There’s an instinct to jump into boats, leap exuberantly into sparkling bodies of water or get on the slopes for some spring skiing on the first beautiful days after our long, cold winters.

But dangers abound: The water is still icy cold, many new boaters and paddlers have not taken basic safety courses and avalanche dangers are still there.

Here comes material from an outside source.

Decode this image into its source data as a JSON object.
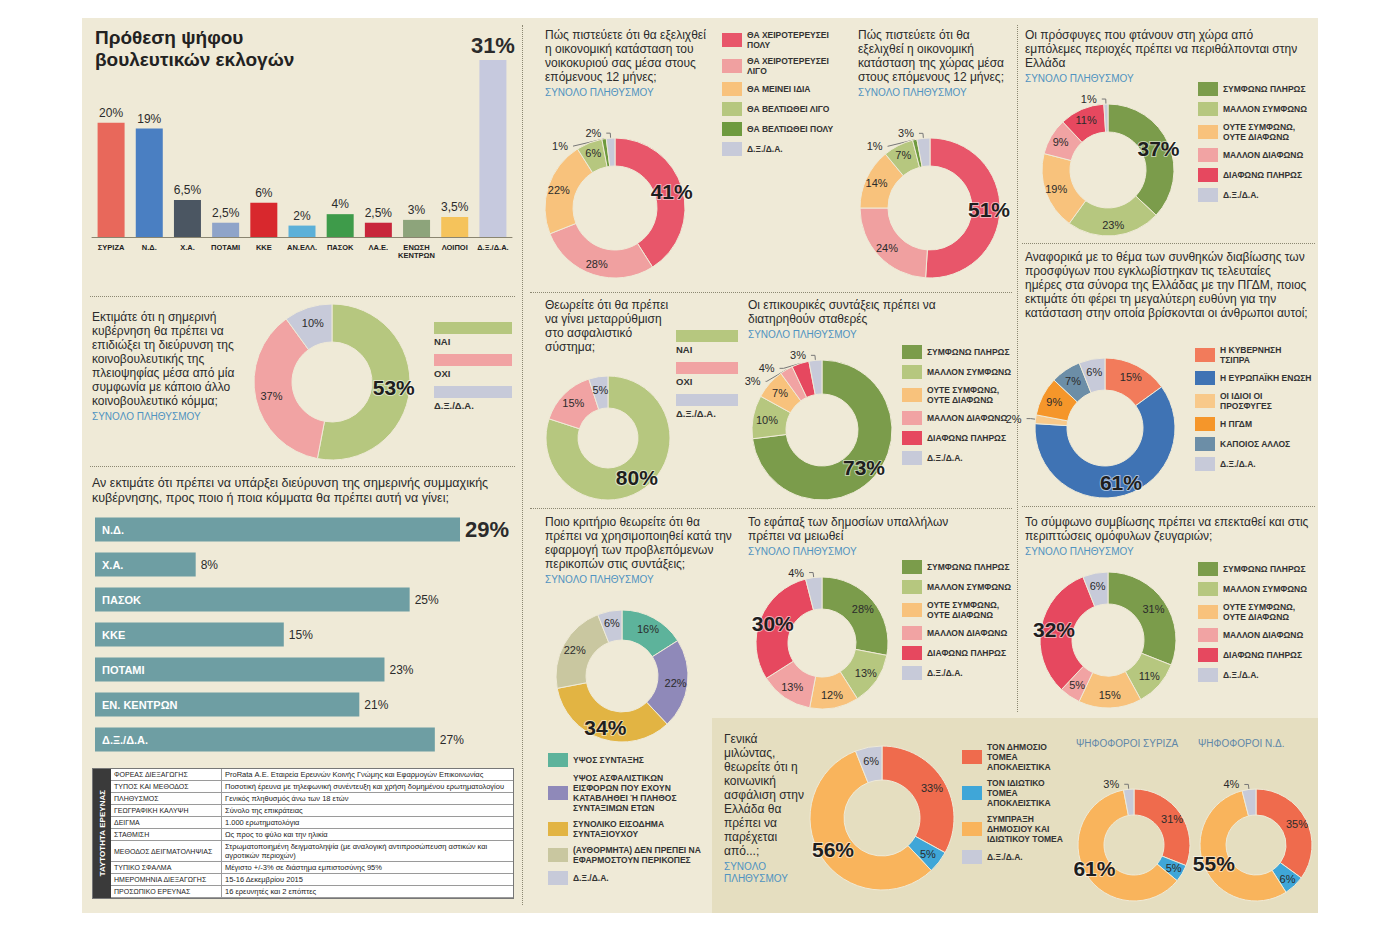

“With COVID-19 vaccination shots being deployed and a year in some form of quarantine, many more people are going to want to get out on the water later this year as the weather warms up,” said Ted Buehner, a weather forecaster who is working with Washington State Parks to highlight the department’s virtual Washington State Boater Education program.

Things to know:

  • There were 24 recreational boating fatalities in Washington State last year
  • Of those 24, only one operator had formal boater safety education
  • Paddlers accounted for 13 of the 24 fatalities
  • Boaters can be certified and obtain a Boater Education Card by attending a virtual instructor-led classroom course, an online course, or home study and equivalency exam
  • This course involves providing enhanced knowledge of boating safety, emergency procedures and navigational rules
  • As of the end of January, 2021, more than 400,000 people in Washington had a Boater Education Card
  • Minimum fine for not carrying a valid Boater Education Card while operating a boat in Washington State is $99

One more thing on boating safety: Wear a personal flotation device.

Water, especially cold water, activates the mammalian dive response. This slows the heart and constricts blood vessels, according to University of Washington Pharmacology Professor Emeritus Frank F. Vincenzi.

It is a normal oxygen-saving reflex but when combined with certain other conditions, such as the consumption of alcohol, the slowing of the heart may bring on fatal heart arrhythmia. Sudden cardiac death in the water is usually classified as a fatal drowning.

It “might be good to remind folks to limit the intake of alcohol and other drugs when boating or swimming is on the agenda,” Vincenzi said in an email.

The Northwest Avalanche Center reported two skiers caught in an avalanche at Alpental Valley on April 10. Both survived, but the danger is real. So be careful out there!